Die Patentansprüche 2 und 3 entsprechen den erteilten Patentansprüchen 5 und 6, die wiederum den ursprünglichen Patentansprüchen 7 und 8 entsprechen.

2. Neuheit Das gewerblich anwendbare Schloss gemäß Patentanspruch 1 ist neu.

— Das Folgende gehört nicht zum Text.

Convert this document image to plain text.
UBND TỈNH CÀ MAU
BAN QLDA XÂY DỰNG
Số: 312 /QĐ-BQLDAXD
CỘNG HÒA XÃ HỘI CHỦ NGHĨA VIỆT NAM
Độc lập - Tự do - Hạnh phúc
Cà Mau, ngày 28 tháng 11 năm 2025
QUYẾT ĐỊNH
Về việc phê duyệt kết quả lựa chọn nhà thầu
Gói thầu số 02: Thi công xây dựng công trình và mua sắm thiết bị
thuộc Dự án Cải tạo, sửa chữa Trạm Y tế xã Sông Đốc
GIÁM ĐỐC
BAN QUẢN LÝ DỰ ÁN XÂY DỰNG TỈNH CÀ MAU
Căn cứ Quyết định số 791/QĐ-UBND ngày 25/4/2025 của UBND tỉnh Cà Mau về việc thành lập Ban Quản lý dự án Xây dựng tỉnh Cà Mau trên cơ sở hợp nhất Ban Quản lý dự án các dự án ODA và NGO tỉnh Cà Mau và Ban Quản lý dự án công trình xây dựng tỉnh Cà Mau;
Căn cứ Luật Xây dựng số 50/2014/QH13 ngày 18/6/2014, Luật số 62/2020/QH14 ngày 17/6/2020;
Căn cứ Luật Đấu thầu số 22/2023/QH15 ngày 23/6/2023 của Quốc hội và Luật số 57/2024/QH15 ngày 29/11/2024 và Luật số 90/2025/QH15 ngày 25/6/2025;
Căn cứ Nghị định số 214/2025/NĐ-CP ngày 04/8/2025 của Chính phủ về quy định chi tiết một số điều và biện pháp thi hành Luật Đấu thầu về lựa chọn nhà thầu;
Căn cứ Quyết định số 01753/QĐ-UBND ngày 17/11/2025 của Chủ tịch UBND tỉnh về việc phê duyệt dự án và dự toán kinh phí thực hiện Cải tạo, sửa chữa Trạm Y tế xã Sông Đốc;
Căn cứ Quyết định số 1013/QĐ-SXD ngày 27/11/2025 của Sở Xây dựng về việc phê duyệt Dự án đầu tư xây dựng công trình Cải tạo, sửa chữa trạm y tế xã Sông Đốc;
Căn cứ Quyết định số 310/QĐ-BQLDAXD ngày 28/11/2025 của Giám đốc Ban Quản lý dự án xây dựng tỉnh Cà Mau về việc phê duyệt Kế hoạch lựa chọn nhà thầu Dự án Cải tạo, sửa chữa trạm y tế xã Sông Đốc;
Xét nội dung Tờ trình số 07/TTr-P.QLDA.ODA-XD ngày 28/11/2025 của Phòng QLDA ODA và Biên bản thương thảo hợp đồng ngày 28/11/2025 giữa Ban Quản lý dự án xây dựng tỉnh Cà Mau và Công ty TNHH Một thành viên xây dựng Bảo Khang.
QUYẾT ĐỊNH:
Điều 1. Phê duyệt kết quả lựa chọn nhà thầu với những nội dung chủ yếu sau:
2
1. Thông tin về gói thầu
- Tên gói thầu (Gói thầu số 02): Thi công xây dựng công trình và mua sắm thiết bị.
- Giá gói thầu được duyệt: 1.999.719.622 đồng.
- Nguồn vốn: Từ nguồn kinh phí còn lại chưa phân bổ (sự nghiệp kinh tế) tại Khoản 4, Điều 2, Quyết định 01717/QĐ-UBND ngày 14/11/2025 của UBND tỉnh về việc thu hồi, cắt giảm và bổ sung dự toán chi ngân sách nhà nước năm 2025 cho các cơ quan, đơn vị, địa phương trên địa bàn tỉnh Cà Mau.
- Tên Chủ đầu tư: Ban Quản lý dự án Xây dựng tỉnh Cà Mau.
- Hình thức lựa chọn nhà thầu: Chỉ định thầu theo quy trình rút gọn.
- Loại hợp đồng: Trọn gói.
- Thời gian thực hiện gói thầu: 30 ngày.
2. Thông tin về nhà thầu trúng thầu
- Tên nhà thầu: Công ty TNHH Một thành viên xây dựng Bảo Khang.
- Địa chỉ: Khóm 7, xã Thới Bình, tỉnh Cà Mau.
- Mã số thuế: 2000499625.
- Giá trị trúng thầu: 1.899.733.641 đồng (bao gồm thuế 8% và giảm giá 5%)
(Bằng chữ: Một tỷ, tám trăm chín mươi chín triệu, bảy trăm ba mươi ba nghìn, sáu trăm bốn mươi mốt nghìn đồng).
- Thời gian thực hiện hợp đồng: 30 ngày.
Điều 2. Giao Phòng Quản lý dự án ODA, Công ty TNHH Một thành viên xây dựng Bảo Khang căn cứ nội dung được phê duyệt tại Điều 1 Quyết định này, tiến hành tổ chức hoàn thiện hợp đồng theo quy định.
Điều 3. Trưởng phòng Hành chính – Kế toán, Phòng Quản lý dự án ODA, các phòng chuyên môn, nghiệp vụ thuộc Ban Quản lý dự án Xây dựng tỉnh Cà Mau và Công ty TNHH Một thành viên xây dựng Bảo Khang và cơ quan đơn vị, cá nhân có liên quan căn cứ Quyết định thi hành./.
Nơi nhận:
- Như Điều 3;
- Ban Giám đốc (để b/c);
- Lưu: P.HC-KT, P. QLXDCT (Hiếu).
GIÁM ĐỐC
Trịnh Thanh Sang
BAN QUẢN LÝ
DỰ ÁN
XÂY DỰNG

Aus der JP 2-47377 U ist bezugnehmend auf die von der Einsprechenden eingereichte deutsche Übersetzung in teilweiser Übereinstimmung mit dem Patentanspruch 1 bekannt eina) Schloss (RK1, RK2, BX, 31, 32, 27) für eine bewegbare Tür (12) eines Fahrzeugesb), c) mit einem nicht manuell arbeitenden Stellantrieb (33) für den Antrieb eines Bauteiles (21) des Schlosses (S. 5 Abs. 2 bis S. 6 Abs. 3 i. V. m. S. 7 Mitte und Fig. 4, 7, 9), d) bei dem für den Antrieb des Bauteiles (21) ein weiterer, ebenfalls nicht manuell arbeitender Stellantrieb (34) für das Bauteil (21) vorgesehen ist (S. 6 Abs. 3), e1) wobei eine Einrichtung (56, 57) zur Erfassung der Stellung des Bauteiles (21) vorgesehen ist (S. 8 Abs. 2), e2teilw) wobei für den Antrieb des Bauteiles (21) im Sinne eines Betätigungsvorganges (Schließvorgang) der erste Stellantrieb (33) angesteuert wird (S. 16 Abs. 2) undfteilw) danach (wenn der Spalt des Ein- und Ausstiegs ca. 10 bis 30 cm beträgt) der weitere Stellantrieb (34) angesteuert wird (S. 16 le. Abs. bis S. 17 Abs. 1 i. V. m. S. 3 le. Abs. bis S. 4 Abs. 1), g), h) wobei zwischen dem ersten Stellantrieb (33) und dem Bauteil (21) und zwischen dem weiteren Stellantrieb (34) und dem Bauteil (21) ein Getriebe angeordnet ist (erstes Getriebe: 35, 37, 42, 43; zweites Getriebe: 36, 38, 42, 43) undi) die beiden Getriebe gegeneinander freilaufend sind (Freilaufkupplung 41) undj) wobei die Getriebe Untersetzungsgetriebe (Schneckenradgetriebe 35, 37 bzw. 36, 38) sind.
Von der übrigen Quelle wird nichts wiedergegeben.